Insofern hat Baschar al-Assad nur das Pech, von Anfang an auf der falschen Seite zu stehen. Würde er unseren Interessen dienen, könnte er vielleicht sogar ungestraft Chemiewaffen einsetzen. (Immer unter der Voraussetzung, die syrische Armee ist wirklich für den mutmaßlichen Giftgaseinsatz am 21. August verantwortlich.) Wie damals im Irak hätte der Westen solche hässlichen Dinge womöglich stillschweigend unter den Tisch fallen lassen. Staaten haben keine Freunde, nur Interessen! Und da es dem Westen in Syrien vor allem an einem mangelt, nämlich an Freunden (wohlgemerkt auf beiden Seiten), plädiert die Denkschule der Realpolitiker momentan dafür, den Bürgerkrieg am Köcheln zu halten, aber keinesfalls zu beenden. "Amerika verliert, wenn eine von beiden Seiten gewinnt", schreibt beispielsweise Edward N. Luttwak in der New York Times. Weder Assad noch die Radikalislamisten sollten gewinnen, weil beide den Interessen des Westen schaden. Die Analyse ist nicht einmal falsch, wenngleich die daraus resultierenden Konsequenzen zynisch sind.
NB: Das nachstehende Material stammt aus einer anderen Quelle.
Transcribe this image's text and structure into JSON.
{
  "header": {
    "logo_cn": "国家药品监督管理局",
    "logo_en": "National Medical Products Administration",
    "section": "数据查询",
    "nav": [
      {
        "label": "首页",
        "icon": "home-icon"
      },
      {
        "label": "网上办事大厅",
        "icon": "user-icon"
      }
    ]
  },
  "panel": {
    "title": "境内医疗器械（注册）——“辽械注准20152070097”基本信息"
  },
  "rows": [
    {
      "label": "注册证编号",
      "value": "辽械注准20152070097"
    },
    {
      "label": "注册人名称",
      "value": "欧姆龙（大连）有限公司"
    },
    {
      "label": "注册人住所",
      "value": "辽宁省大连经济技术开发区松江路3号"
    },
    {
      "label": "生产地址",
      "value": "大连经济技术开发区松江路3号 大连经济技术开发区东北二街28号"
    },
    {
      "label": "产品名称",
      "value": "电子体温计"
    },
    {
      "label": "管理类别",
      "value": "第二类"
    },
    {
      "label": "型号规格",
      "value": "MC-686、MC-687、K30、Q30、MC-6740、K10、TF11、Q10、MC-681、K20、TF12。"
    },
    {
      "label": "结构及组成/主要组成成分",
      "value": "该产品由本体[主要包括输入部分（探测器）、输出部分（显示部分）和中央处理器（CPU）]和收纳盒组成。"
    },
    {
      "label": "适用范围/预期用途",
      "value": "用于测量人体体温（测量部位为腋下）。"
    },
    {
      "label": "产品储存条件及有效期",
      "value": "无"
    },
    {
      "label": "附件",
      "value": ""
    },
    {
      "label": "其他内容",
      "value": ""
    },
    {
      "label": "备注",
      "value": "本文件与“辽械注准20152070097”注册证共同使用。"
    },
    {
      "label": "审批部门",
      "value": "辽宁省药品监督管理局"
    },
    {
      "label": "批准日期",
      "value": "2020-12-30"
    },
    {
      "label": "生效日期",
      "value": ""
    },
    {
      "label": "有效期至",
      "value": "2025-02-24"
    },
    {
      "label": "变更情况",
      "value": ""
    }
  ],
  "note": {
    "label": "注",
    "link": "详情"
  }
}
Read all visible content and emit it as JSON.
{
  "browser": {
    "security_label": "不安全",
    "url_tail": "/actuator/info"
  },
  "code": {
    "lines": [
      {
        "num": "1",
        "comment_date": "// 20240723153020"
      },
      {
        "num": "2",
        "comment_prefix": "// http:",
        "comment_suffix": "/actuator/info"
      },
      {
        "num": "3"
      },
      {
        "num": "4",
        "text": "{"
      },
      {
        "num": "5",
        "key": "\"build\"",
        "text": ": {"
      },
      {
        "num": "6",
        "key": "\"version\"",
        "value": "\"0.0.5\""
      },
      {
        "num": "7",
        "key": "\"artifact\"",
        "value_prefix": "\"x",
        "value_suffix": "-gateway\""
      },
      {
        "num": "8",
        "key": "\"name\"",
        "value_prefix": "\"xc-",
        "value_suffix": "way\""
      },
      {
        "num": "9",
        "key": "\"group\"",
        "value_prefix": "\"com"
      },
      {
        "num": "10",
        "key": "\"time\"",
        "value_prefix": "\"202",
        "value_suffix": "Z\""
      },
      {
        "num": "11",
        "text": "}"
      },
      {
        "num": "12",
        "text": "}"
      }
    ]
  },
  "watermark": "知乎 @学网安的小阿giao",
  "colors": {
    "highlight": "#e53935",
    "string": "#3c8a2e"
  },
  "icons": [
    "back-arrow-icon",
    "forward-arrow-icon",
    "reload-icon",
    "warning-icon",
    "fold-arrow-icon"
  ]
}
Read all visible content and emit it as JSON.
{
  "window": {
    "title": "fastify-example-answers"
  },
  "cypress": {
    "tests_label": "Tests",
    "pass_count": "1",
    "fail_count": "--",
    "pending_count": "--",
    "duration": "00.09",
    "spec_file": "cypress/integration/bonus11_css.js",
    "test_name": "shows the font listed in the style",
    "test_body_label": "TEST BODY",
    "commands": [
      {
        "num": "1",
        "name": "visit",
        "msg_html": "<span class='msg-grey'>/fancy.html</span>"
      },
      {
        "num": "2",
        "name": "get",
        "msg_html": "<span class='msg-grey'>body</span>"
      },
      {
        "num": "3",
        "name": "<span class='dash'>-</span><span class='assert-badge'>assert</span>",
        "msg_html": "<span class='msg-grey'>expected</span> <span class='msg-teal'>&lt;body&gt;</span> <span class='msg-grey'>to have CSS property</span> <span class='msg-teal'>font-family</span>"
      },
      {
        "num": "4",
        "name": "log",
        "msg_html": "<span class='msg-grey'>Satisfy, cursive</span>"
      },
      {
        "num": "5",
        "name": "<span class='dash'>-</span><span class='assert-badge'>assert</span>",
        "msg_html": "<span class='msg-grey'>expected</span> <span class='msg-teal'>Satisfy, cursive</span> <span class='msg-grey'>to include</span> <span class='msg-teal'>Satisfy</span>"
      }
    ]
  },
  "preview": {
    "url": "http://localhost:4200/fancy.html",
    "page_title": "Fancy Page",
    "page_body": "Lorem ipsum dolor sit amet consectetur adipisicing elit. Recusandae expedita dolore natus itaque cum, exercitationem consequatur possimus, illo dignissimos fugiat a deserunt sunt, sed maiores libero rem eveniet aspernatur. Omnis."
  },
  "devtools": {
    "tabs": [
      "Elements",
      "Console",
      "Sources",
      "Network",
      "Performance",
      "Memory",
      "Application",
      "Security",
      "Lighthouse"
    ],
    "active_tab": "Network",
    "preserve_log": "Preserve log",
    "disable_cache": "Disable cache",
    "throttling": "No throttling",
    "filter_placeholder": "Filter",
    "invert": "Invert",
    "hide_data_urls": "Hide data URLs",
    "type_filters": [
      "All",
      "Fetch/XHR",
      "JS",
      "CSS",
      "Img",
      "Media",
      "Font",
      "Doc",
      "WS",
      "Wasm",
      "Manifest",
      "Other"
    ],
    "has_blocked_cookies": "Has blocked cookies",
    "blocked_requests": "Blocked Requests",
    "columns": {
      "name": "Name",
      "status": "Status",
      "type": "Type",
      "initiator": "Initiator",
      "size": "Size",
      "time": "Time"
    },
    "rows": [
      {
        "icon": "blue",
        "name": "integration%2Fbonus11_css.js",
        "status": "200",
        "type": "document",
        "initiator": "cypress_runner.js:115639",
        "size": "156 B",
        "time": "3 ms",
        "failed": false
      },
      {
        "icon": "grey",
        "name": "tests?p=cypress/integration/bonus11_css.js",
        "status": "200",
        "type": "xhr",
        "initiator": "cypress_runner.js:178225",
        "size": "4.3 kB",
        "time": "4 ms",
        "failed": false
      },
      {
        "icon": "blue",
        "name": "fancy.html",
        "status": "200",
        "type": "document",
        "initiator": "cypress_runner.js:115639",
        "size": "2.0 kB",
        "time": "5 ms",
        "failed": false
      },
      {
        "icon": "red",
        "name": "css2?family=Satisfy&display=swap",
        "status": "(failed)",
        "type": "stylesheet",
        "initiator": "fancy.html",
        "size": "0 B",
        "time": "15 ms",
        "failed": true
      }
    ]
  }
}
So gesehen machen die angedrohten "begrenzten" Luftangriffe auf Syrien plötzlich wieder Sinn. Durch punktuelle Luftschläge soll Assad, dessen Armee seit Monaten auf dem Vormarsch ist, geschwächt werden. Aber selbstverständlich nicht so stark, dass dadurch die Extremisten siegen. Es soll weiterhin - im wahrsten Sinne des Wortes - ein Gleichgewicht des Schreckens herrschen, unter dessen Ägide sich Regierung und Rebellen in einem Abnutzungskrieg am besten gegenseitig zerfleischen. Zynisch, das heißt realpolitisch gedacht geht es deshalb überhaupt nicht um den unterstellten Giftgasangriff durch die syrische Armee. Er ist vielmehr nur der offizielle Grund, die Bombardements vor der Öffentlichkeit zu rechtfertigen. Und dann macht einem das britische Parlament einen Strich durch die Rechnung.

Nach dieser Lesart sind Barack Obama, David Cameron und François Hollande gar keine Moralisten, die den bedrängten Syrern zu Hilfe eilen wollen, sondern lediglich kaltherzige Interessenvertreter ihrer Länder. Die Reaktion des Westens auf die sogenannte Arabellion ist danach bloß ein Schauspiel zur Durchsetzung dieser Interessen. So würde auch die unverhohlene Billigung des Militärputsches in Ägypten ins Bild passen, bei dem ja ebenfalls mehr als 1.000 Menschen ums Leben kamen.

Muss man annehmen, dass unsere höchsten Politiker gewissenlose Zyniker sind? Oder steht hinter ihrem Verhalten tatsächlich der Wunsch, eine wie auch immer geartete Moral durchzusetzen? Leider kann man nicht in die Köpfe von Politikern hineinsehen, was sie allerdings via Geheimdienste bei uns versuchen. Wie dem auch sei, jedenfalls darf man eines unterstellen: Wer in solch hohe Ämter gelangt, der muss zu einem Gutteil Realpolitiker sein, anders hätte er diese Position gar nicht erreicht. Realpolitik ist nicht immer zynisch, aber erfahrungsgemäß oft. Aus diesem Grund muss man die Motive, jetzt in Syrien eingreifen zu wollen, kritisch hinterfragen und darf nicht den offiziellen Begründungen auf den Leim gehen. Barack Obama hat mittlerweile mit seinem völkerrechtswidrigen Drohnenkrieg mehr Zivilisten auf dem Gewissen, als am 21. August in Damaskus ums Leben kamen. Und so jemand entdeckt dann plötzlich in puncto Syrien die Moral? Ich bitte Sie.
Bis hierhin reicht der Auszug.